Умирание основано со стороны своей онтологической возможности в заботе
*.
Если однако бытие к смерти исходно и по сути принадлежит бытию
присутствия, то оно должно -- пусть сперва несобственно - быть выявимо и в
повседневности. И если тем более бытие к концу призвано подавать
экзистенциальную возможность для экзистентной целости присутствия, то здесь
может лежать феноменальное подтверждение тезиса: забота есть онтологический
титул для целости структурного целого присутствия. Для полного
феноменального обоснования этого тезиса предварительной прорисовки
взаимосвязи между бытием к смерти и заботой недостаточно. Он должен
просматриваться прежде всего в ближайшей конкретности присутствия, его
повседневности.
Ї 51. Бытие к смерти и
повседневность присутствия
Выявление повседневного среднего бытия к смерти ориентируется на ранее
полученные структуры повседневности. В бытии к смерти присутствие отнесено к
себе самому как отличительной способности быть. Но самость повседневности
это люди, конституирующиеся в публичной
истолкованности, выговариваемой в толках. Они и должны тогда обнаруживать,
каким способом повседневное присутствие толкует себе свое бытие к смерти.
Фундамент толкования формируется всякий раз пониманием, которое всегда
бывает также расположенным, т.е. настроенным. Итак надо спросить: как
расположенным пониманием, заключенном в толках людей, разомкнуто бытие к
смерти? Как люди, понимая, относятся к наиболее своей, безотносительной и
не-обходимой возможности присутствия? Какая расположенность размыкает людям
их врученность смерти, и каким образом?
Публичность обыденного общения "знает" смерть как постоянно случающееся происшествие, "смертный случай". Тот или этот,
ближний или дальний "умирает". Незнакомые "умирают" ежедневно и ежечасно.
"Смерть" встречает как знакомое внутримирно случающееся событие. Как такое
она остается в характерной для повседневно встречного незаметности. Люди заручились для этого события уже и
толкованием. Проговариваемая или чаще затаенная "беглая" речь об этом
скажет: в конце концов человек смертен, но сам ты пока еще не задет.

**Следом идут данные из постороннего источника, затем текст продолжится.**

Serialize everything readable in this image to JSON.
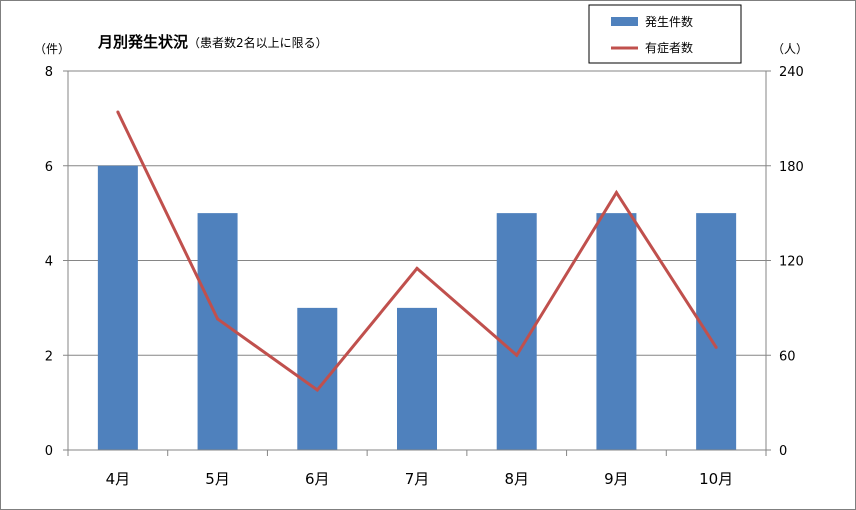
{
  "chart_data": {
    "type": "bar",
    "title": "月別発生状況",
    "subtitle": "（患者数2名以上に限る）",
    "categories": [
      "4月",
      "5月",
      "6月",
      "7月",
      "8月",
      "9月",
      "10月"
    ],
    "series": [
      {
        "name": "発生件数",
        "type": "bar",
        "axis": "left",
        "values": [
          6,
          5,
          3,
          3,
          5,
          5,
          5
        ],
        "color": "#4f81bd"
      },
      {
        "name": "有症者数",
        "type": "line",
        "axis": "right",
        "values": [
          214,
          83,
          38,
          115,
          60,
          163,
          65
        ],
        "color": "#c0504d"
      }
    ],
    "y_left": {
      "unit": "（件）",
      "ylim": [
        0,
        8
      ],
      "ticks": [
        "0",
        "2",
        "4",
        "6",
        "8"
      ]
    },
    "y_right": {
      "unit": "（人）",
      "ylim": [
        0,
        240
      ],
      "ticks": [
        "0",
        "60",
        "120",
        "180",
        "240"
      ]
    },
    "grid": true,
    "legend_position": "top-right"
  }
}
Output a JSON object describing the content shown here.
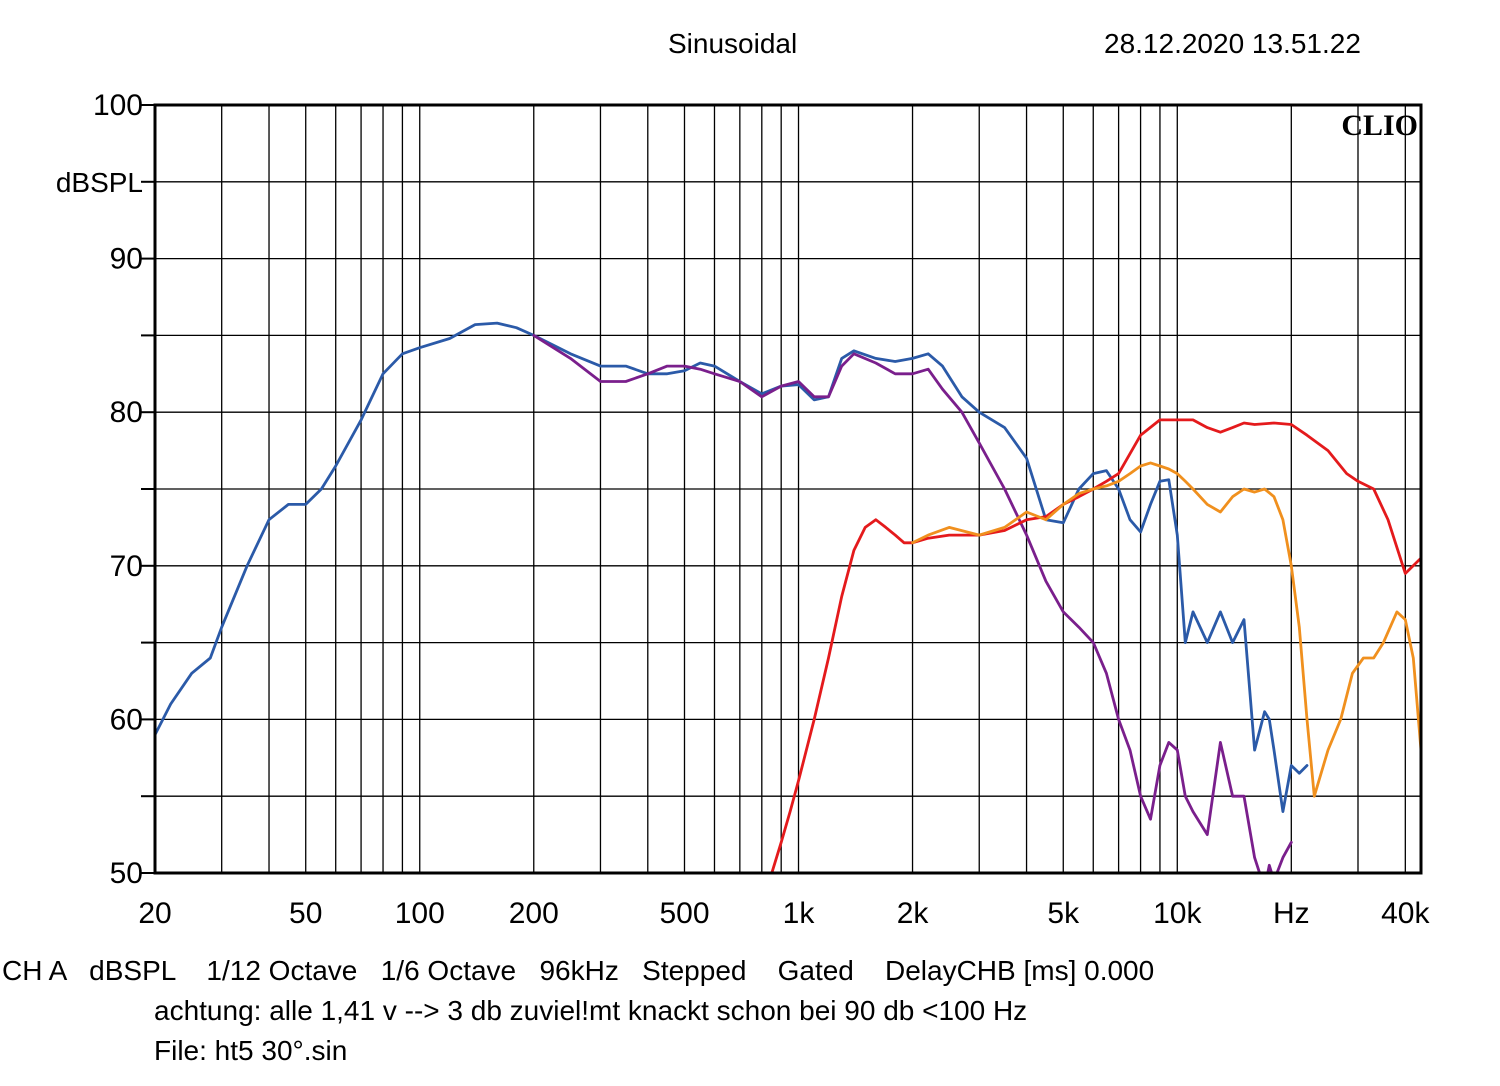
{
  "header": {
    "title": "Sinusoidal",
    "datetime": "28.12.2020 13.51.22"
  },
  "brand": "CLIO",
  "footer": {
    "line1": "CH A   dBSPL    1/12 Octave   1/6 Octave   96kHz   Stepped    Gated    DelayCHB [ms] 0.000",
    "line2": "achtung: alle 1,41 v --> 3 db zuviel!mt knackt schon bei 90 db <100 Hz",
    "line3": "File: ht5 30°.sin"
  },
  "chart_data": {
    "type": "line",
    "xscale": "log",
    "xlim": [
      20,
      44000
    ],
    "ylim": [
      50,
      100
    ],
    "ylabel": "dBSPL",
    "yticks": [
      {
        "value": 100,
        "label": "100"
      },
      {
        "value": 90,
        "label": "90"
      },
      {
        "value": 80,
        "label": "80"
      },
      {
        "value": 70,
        "label": "70"
      },
      {
        "value": 60,
        "label": "60"
      },
      {
        "value": 50,
        "label": "50"
      }
    ],
    "xticks": [
      {
        "value": 20,
        "label": "20"
      },
      {
        "value": 50,
        "label": "50"
      },
      {
        "value": 100,
        "label": "100"
      },
      {
        "value": 200,
        "label": "200"
      },
      {
        "value": 500,
        "label": "500"
      },
      {
        "value": 1000,
        "label": "1k"
      },
      {
        "value": 2000,
        "label": "2k"
      },
      {
        "value": 5000,
        "label": "5k"
      },
      {
        "value": 10000,
        "label": "10k"
      },
      {
        "value": 20000,
        "label": "Hz"
      },
      {
        "value": 40000,
        "label": "40k"
      }
    ],
    "grid": true,
    "series": [
      {
        "color": "#2b5aa8",
        "x": [
          20,
          22,
          25,
          28,
          30,
          35,
          40,
          45,
          50,
          55,
          60,
          70,
          80,
          90,
          100,
          120,
          140,
          160,
          180,
          200,
          250,
          300,
          350,
          400,
          450,
          500,
          550,
          600,
          700,
          800,
          900,
          1000,
          1100,
          1200,
          1300,
          1400,
          1600,
          1800,
          2000,
          2200,
          2400,
          2700,
          3000,
          3500,
          4000,
          4500,
          5000,
          5500,
          6000,
          6500,
          7000,
          7500,
          8000,
          8500,
          9000,
          9500,
          10000,
          10500,
          11000,
          12000,
          13000,
          14000,
          15000,
          16000,
          17000,
          17500,
          18000,
          19000,
          20000,
          21000,
          22000
        ],
        "y": [
          59,
          61,
          63,
          64,
          66,
          70,
          73,
          74,
          74,
          75,
          76.5,
          79.5,
          82.5,
          83.8,
          84.2,
          84.8,
          85.7,
          85.8,
          85.5,
          85,
          83.8,
          83,
          83,
          82.5,
          82.5,
          82.7,
          83.2,
          83,
          82,
          81.2,
          81.7,
          81.8,
          80.8,
          81,
          83.5,
          84,
          83.5,
          83.3,
          83.5,
          83.8,
          83,
          81,
          80,
          79,
          77,
          73,
          72.8,
          75,
          76,
          76.2,
          75,
          73,
          72.2,
          74,
          75.5,
          75.6,
          72,
          65,
          67,
          65,
          67,
          65,
          66.5,
          58,
          60.5,
          60,
          58,
          54,
          57,
          56.5,
          57
        ]
      },
      {
        "color": "#7a1f8c",
        "x": [
          200,
          250,
          300,
          350,
          400,
          450,
          500,
          550,
          600,
          700,
          800,
          900,
          1000,
          1100,
          1200,
          1300,
          1400,
          1600,
          1800,
          2000,
          2200,
          2400,
          2700,
          3000,
          3500,
          4000,
          4500,
          5000,
          5500,
          6000,
          6500,
          7000,
          7500,
          8000,
          8500,
          9000,
          9500,
          10000,
          10500,
          11000,
          12000,
          13000,
          14000,
          15000,
          16000,
          17000,
          17500,
          18000,
          19000,
          20000
        ],
        "y": [
          85,
          83.5,
          82,
          82,
          82.5,
          83,
          83,
          82.8,
          82.5,
          82,
          81,
          81.7,
          82,
          81,
          81,
          83,
          83.8,
          83.2,
          82.5,
          82.5,
          82.8,
          81.5,
          80,
          78,
          75,
          72,
          69,
          67,
          66,
          65,
          63,
          60,
          58,
          55,
          53.5,
          57,
          58.5,
          58,
          55,
          54,
          52.5,
          58.5,
          55,
          55,
          51,
          49,
          50.5,
          49.5,
          51,
          52
        ]
      },
      {
        "color": "#e41a1c",
        "x": [
          850,
          900,
          950,
          1000,
          1100,
          1200,
          1300,
          1400,
          1500,
          1600,
          1700,
          1800,
          1900,
          2000,
          2200,
          2500,
          3000,
          3500,
          4000,
          4500,
          5000,
          5500,
          6000,
          6500,
          7000,
          8000,
          9000,
          10000,
          11000,
          12000,
          13000,
          14000,
          15000,
          16000,
          18000,
          20000,
          22000,
          25000,
          28000,
          30000,
          33000,
          36000,
          40000,
          44000
        ],
        "y": [
          50,
          52,
          54,
          56,
          60,
          64,
          68,
          71,
          72.5,
          73,
          72.5,
          72,
          71.5,
          71.5,
          71.8,
          72,
          72,
          72.3,
          73,
          73.2,
          74,
          74.5,
          75,
          75.5,
          76,
          78.5,
          79.5,
          79.5,
          79.5,
          79,
          78.7,
          79,
          79.3,
          79.2,
          79.3,
          79.2,
          78.5,
          77.5,
          76,
          75.5,
          75,
          73,
          69.5,
          70.5
        ]
      },
      {
        "color": "#f0901e",
        "x": [
          2000,
          2200,
          2500,
          3000,
          3500,
          4000,
          4500,
          5000,
          5500,
          6000,
          6500,
          7000,
          7500,
          8000,
          8500,
          9000,
          9500,
          10000,
          10500,
          11000,
          12000,
          13000,
          14000,
          15000,
          16000,
          17000,
          18000,
          19000,
          20000,
          21000,
          22000,
          23000,
          25000,
          27000,
          29000,
          31000,
          33000,
          35000,
          38000,
          40000,
          42000,
          44000
        ],
        "y": [
          71.5,
          72,
          72.5,
          72,
          72.5,
          73.5,
          73,
          74,
          74.7,
          75,
          75.2,
          75.5,
          76,
          76.5,
          76.7,
          76.5,
          76.3,
          76,
          75.5,
          75,
          74,
          73.5,
          74.5,
          75,
          74.8,
          75,
          74.5,
          73,
          70,
          66,
          60,
          55,
          58,
          60,
          63,
          64,
          64,
          65,
          67,
          66.5,
          64,
          58
        ]
      }
    ]
  }
}
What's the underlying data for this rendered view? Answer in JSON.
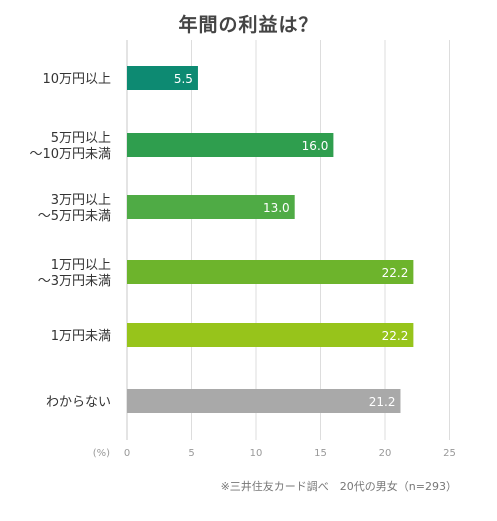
{
  "chart_data": {
    "type": "bar",
    "orientation": "horizontal",
    "title": "年間の利益は？",
    "categories": [
      [
        "10万円以上"
      ],
      [
        "5万円以上",
        "～10万円未満"
      ],
      [
        "3万円以上",
        "～5万円未満"
      ],
      [
        "1万円以上",
        "～3万円未満"
      ],
      [
        "1万円未満"
      ],
      [
        "わからない"
      ]
    ],
    "values": [
      5.5,
      16.0,
      13.0,
      22.2,
      22.2,
      21.2
    ],
    "value_labels": [
      "5.5",
      "16.0",
      "13.0",
      "22.2",
      "22.2",
      "21.2"
    ],
    "bar_colors": [
      "#0d8a72",
      "#2f9e4e",
      "#4fab45",
      "#6db42c",
      "#97c41b",
      "#a9a9a9"
    ],
    "x_unit_label": "(%)",
    "xlim": [
      0,
      25
    ],
    "xticks": [
      0,
      5,
      10,
      15,
      20,
      25
    ],
    "grid": true,
    "note": "※三井住友カード調べ　20代の男女（n=293）"
  }
}
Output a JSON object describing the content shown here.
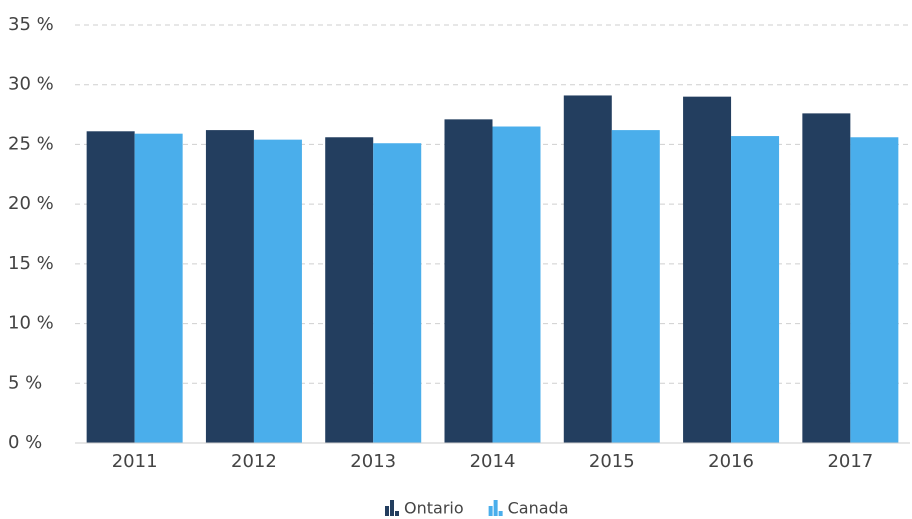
{
  "chart_data": {
    "type": "bar",
    "categories": [
      "2011",
      "2012",
      "2013",
      "2014",
      "2015",
      "2016",
      "2017"
    ],
    "series": [
      {
        "name": "Ontario",
        "color": "#233e5f",
        "values": [
          26.1,
          26.2,
          25.6,
          27.1,
          29.1,
          29.0,
          27.6
        ]
      },
      {
        "name": "Canada",
        "color": "#4aaeeb",
        "values": [
          25.9,
          25.4,
          25.1,
          26.5,
          26.2,
          25.7,
          25.6
        ]
      }
    ],
    "ylim": [
      0,
      35
    ],
    "yticks": [
      {
        "value": 0,
        "label": "0 %"
      },
      {
        "value": 5,
        "label": "5 %"
      },
      {
        "value": 10,
        "label": "10 %"
      },
      {
        "value": 15,
        "label": "15 %"
      },
      {
        "value": 20,
        "label": "20 %"
      },
      {
        "value": 25,
        "label": "25 %"
      },
      {
        "value": 30,
        "label": "30 %"
      },
      {
        "value": 35,
        "label": "35 %"
      }
    ],
    "grid": true,
    "legend": "bottom"
  }
}
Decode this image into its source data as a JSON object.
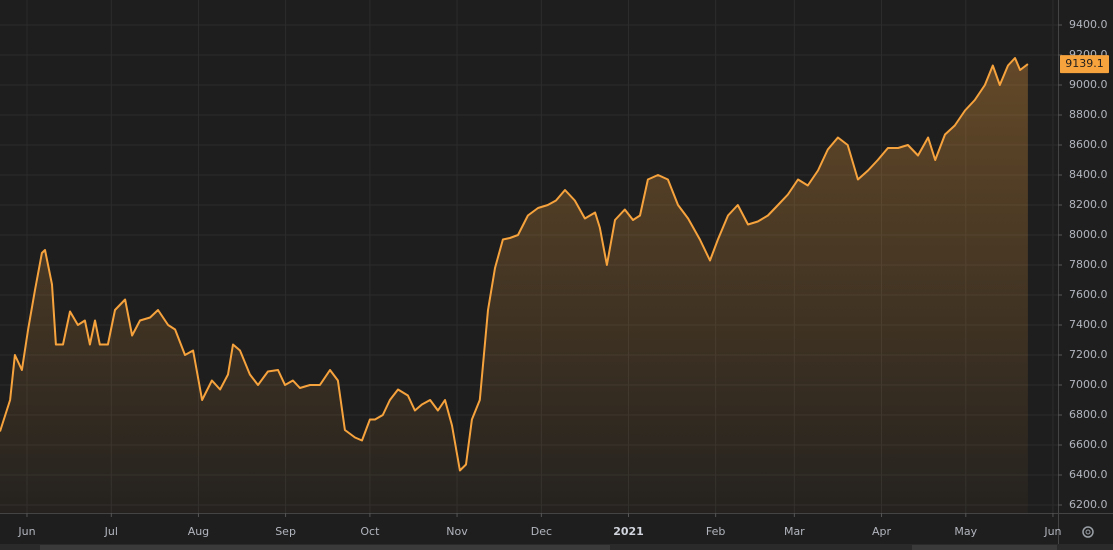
{
  "chart_data": {
    "type": "area",
    "color": "#f7a33d",
    "grid": true,
    "x": [
      -9.6,
      -6.0,
      -4.3,
      -1.8,
      0.4,
      2.8,
      5.3,
      6.4,
      8.9,
      10.3,
      12.8,
      15.3,
      18.1,
      20.6,
      22.4,
      24.2,
      25.9,
      28.8,
      31.3,
      34.9,
      37.4,
      40.2,
      43.8,
      46.6,
      50.2,
      52.7,
      56.2,
      59.1,
      62.3,
      65.8,
      68.7,
      71.5,
      73.3,
      75.8,
      79.3,
      82.2,
      85.7,
      89.3,
      91.8,
      94.6,
      97.1,
      100.7,
      104.2,
      107.8,
      110.6,
      113.1,
      116.7,
      119.2,
      122.0,
      123.8,
      126.6,
      129.1,
      132.0,
      135.5,
      138.0,
      140.5,
      143.4,
      146.2,
      148.7,
      151.2,
      154.0,
      156.2,
      158.3,
      161.1,
      164.0,
      166.5,
      169.3,
      171.8,
      174.7,
      178.2,
      181.8,
      185.3,
      188.2,
      191.4,
      194.9,
      198.5,
      202.1,
      203.8,
      206.3,
      209.2,
      212.7,
      215.6,
      218.1,
      220.9,
      224.5,
      228.0,
      231.6,
      235.2,
      239.4,
      243.0,
      245.8,
      249.4,
      252.9,
      256.5,
      260.0,
      263.6,
      267.2,
      270.7,
      274.3,
      277.8,
      281.4,
      284.9,
      288.5,
      292.0,
      295.6,
      299.2,
      302.7,
      306.3,
      309.9,
      313.4,
      317.0,
      320.6,
      323.1,
      326.6,
      330.1,
      333.7,
      337.2,
      340.8,
      343.6,
      346.1,
      349.0,
      351.5,
      353.3,
      356.1
    ],
    "values": [
      6690,
      6900,
      7200,
      7100,
      7370,
      7630,
      7880,
      7900,
      7670,
      7270,
      7270,
      7490,
      7400,
      7430,
      7270,
      7430,
      7270,
      7270,
      7500,
      7570,
      7330,
      7430,
      7450,
      7500,
      7400,
      7370,
      7200,
      7230,
      6900,
      7030,
      6970,
      7070,
      7270,
      7230,
      7070,
      7000,
      7090,
      7100,
      7000,
      7030,
      6980,
      7000,
      7000,
      7100,
      7030,
      6700,
      6650,
      6630,
      6770,
      6770,
      6800,
      6900,
      6970,
      6930,
      6830,
      6870,
      6900,
      6830,
      6900,
      6730,
      6430,
      6470,
      6770,
      6900,
      7500,
      7780,
      7970,
      7980,
      8000,
      8130,
      8180,
      8200,
      8230,
      8300,
      8230,
      8110,
      8150,
      8050,
      7800,
      8100,
      8170,
      8100,
      8130,
      8370,
      8400,
      8370,
      8200,
      8110,
      7970,
      7830,
      7970,
      8130,
      8200,
      8070,
      8090,
      8130,
      8200,
      8270,
      8370,
      8330,
      8430,
      8570,
      8650,
      8600,
      8370,
      8430,
      8500,
      8580,
      8580,
      8600,
      8530,
      8650,
      8500,
      8670,
      8730,
      8830,
      8900,
      9000,
      9130,
      9000,
      9130,
      9180,
      9100,
      9139.1
    ],
    "xlim": [
      -9.6,
      366.8
    ],
    "xticks": [
      {
        "value": 0,
        "label": "Jun"
      },
      {
        "value": 30,
        "label": "Jul"
      },
      {
        "value": 61,
        "label": "Aug"
      },
      {
        "value": 92,
        "label": "Sep"
      },
      {
        "value": 122,
        "label": "Oct"
      },
      {
        "value": 153,
        "label": "Nov"
      },
      {
        "value": 183,
        "label": "Dec"
      },
      {
        "value": 214,
        "label": "2021"
      },
      {
        "value": 245,
        "label": "Feb"
      },
      {
        "value": 273,
        "label": "Mar"
      },
      {
        "value": 304,
        "label": "Apr"
      },
      {
        "value": 334,
        "label": "May"
      },
      {
        "value": 365,
        "label": "Jun"
      }
    ],
    "ylim": [
      6146.7,
      9566.7
    ],
    "yticks": [
      {
        "value": 6200,
        "label": "6200.0"
      },
      {
        "value": 6400,
        "label": "6400.0"
      },
      {
        "value": 6600,
        "label": "6600.0"
      },
      {
        "value": 6800,
        "label": "6800.0"
      },
      {
        "value": 7000,
        "label": "7000.0"
      },
      {
        "value": 7200,
        "label": "7200.0"
      },
      {
        "value": 7400,
        "label": "7400.0"
      },
      {
        "value": 7600,
        "label": "7600.0"
      },
      {
        "value": 7800,
        "label": "7800.0"
      },
      {
        "value": 8000,
        "label": "8000.0"
      },
      {
        "value": 8200,
        "label": "8200.0"
      },
      {
        "value": 8400,
        "label": "8400.0"
      },
      {
        "value": 8600,
        "label": "8600.0"
      },
      {
        "value": 8800,
        "label": "8800.0"
      },
      {
        "value": 9000,
        "label": "9000.0"
      },
      {
        "value": 9200,
        "label": "9200.0"
      },
      {
        "value": 9400,
        "label": "9400.0"
      }
    ]
  }
}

Анализ этого "человек смертей" недвусмысленно обнажает бытийный род
повседневного бытия к смерти. Ее в такой речи понимают как неопределенное
нечто, которое как-то должно случиться где-то, но вблизи для тебя самого еще
не налично и потому не угрожает. Это "человек смертен" распространяет
мнение, что смерть касается как бы человека. Публичное толкование
присутствия говорит: "человек смертен", потому что тогда любой и ты сам
можешь себя уговорить: всякий раз не именно я, ведь этот человек никто.
"Умирание" нивелируется до происшествия, присутствие, правда, задевающего,
но ни к кому собственно не относящегося. Если когда толкам и присуща
двусмысленность, так это в речи о смерти. Умирание, по сути незаместимо мое,
извращается в публично случающееся событие, встречное людям. Означенный
оборот речи говорит о смерти как о постоянно происходящем "случае". Он
выдаст ее за всегда уже "действительное", скрывая ее характер возможности и
вместе с тем принадлежащие ей моменты безотносительности и не-обходимости.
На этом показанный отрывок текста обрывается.